Choc monumental, certes. Les sondages ne l'ont jamais vu venir, la communauté internationale non plus. Les simples questions de « comment ? » et « pourquoi ? » ouvrent à présent la voie à un ouragan d'analyses journalistiques et universitaires complexes.

Les interrogations sur les réelles causes de la débâcle démocrate et de la surprise républicaine - ou plutôt « trumpienne » considérant la rupture entre le parti et son candidat - coulent à flots.

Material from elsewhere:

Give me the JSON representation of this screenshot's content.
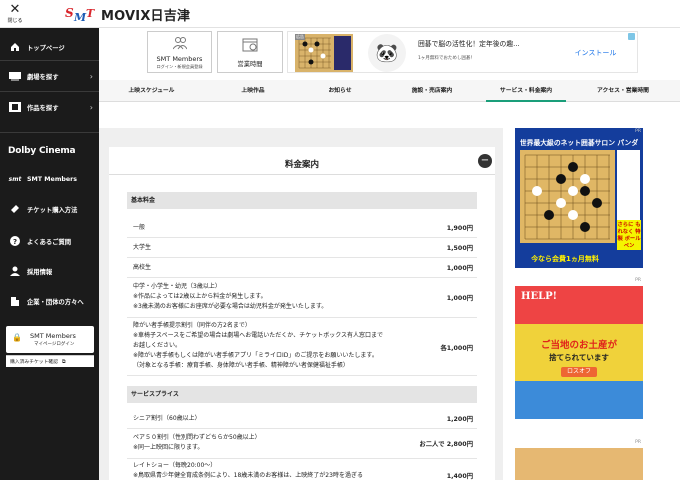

Alors que plusieurs pistes d'analyse sont plausibles et absolument valables, comme le vote blanc masculin, ou encore la déclaration explosive du directeur du FBI au sujet des fameux courriels à quelques jours de la date butoir, je me permets de résumer la défaite de Mme Clinton face Donald Trump en un mot : Bernie.

Bernie Sanders, sénateur du Vermont, est le candidat malheureux de l'investiture du Parti démocrate. Il a soulevé les passions, surtout celles des jeunes Américains des grandes villes et de la classe moyenne. Il a proposé un visage de la politique agissant comme un baume sur les plaies infligées à la population américaine par des élites politiques déconnectées de celle-ci.

C'est justement cela, le vif du débat : Bernie a mis de l'avant le besoin de s'éloigner du politique établi, étant totalement aux antipodes d'Hillary Clinton.

Il a donc mis en lumière l'inefficacité de l'establishment, et il a de ce fait alimenté un sentiment de cynisme quant à ce dernier, représenté de manière évidente par Mme Clinton. Cela ne veut pas dire qu'elle n'était pas qualifiée pour le poste, mais plutôt qu'un vent de changement se devait d'arriver, ce que Bernie incarnait. S'ensuit la victoire d'Hillary Clinton à l'investiture, et le début d'une relation amour-haine - de plus en plus haine - entre la secrétaire d'État et la jeunesse du pays et autres progressistes qui voulaient Bernie pour les représenter.

DÉSIR DE CHANGEMENT

Bernie aurait possiblement gagné la présidentielle. Certes, il était sans aucun doute trop à « gauche » pour nombre d'Américains. Cependant, il prenait en considération deux sentiments présents dans la population américaine : la distance grandissante entre les élites politiques et la classe moyenne, et le besoin de changement de leadership, celui-ci étant trop ancré dans le conservatisme bureaucratique. Ces deux sentiments ont fait élire un Donald Trump qui en a fait son cheval de bataille. Il n'avait même pas besoin de présenter des propositions bien concrètes pour répondre à ces problèmes ; juste affirmer qu'il les réglerait.

Les considérations morales des électeurs furent donc supplantées par ces deux facteurs. Trump incarnait ceux-ci ; Bernie, tout autant. Hillary, pas vraiment, ou pas assez. Bernie avait mis de l'avant cette grande lacune électorale de Mme Clinton lors de l'investiture démocrate, et elle ne s'en est jamais remise. Cette élection transcendait l'allégeance partisane. Ce fut un référendum opposant deux symboles : le politique et l'apolitique, incluant ce que chacun prescrit dans la pratique.

Avec les dérapages scandaleux de M. Trump tout au long de l'interminable campagne, Bernie aurait pu séduire, contrairement à Hillary Clinton, les électeurs frustrés du Michigan, de l'Ohio et du Wisconsin, États qui, dans certains cas, votent démocrate depuis 1992, et ainsi remporter la présidentielle.

Bernie semblait extrémiste pour certains, mais à côté de Trump, il aurait représenté une modération souhaitée par nombre d'électeurs, en plus de rallier la jeunesse et d'assumer une valeur morale légitime quant à la position présidentielle, ce qu'Hillary n'est pas parvenue à accomplir et à incarner.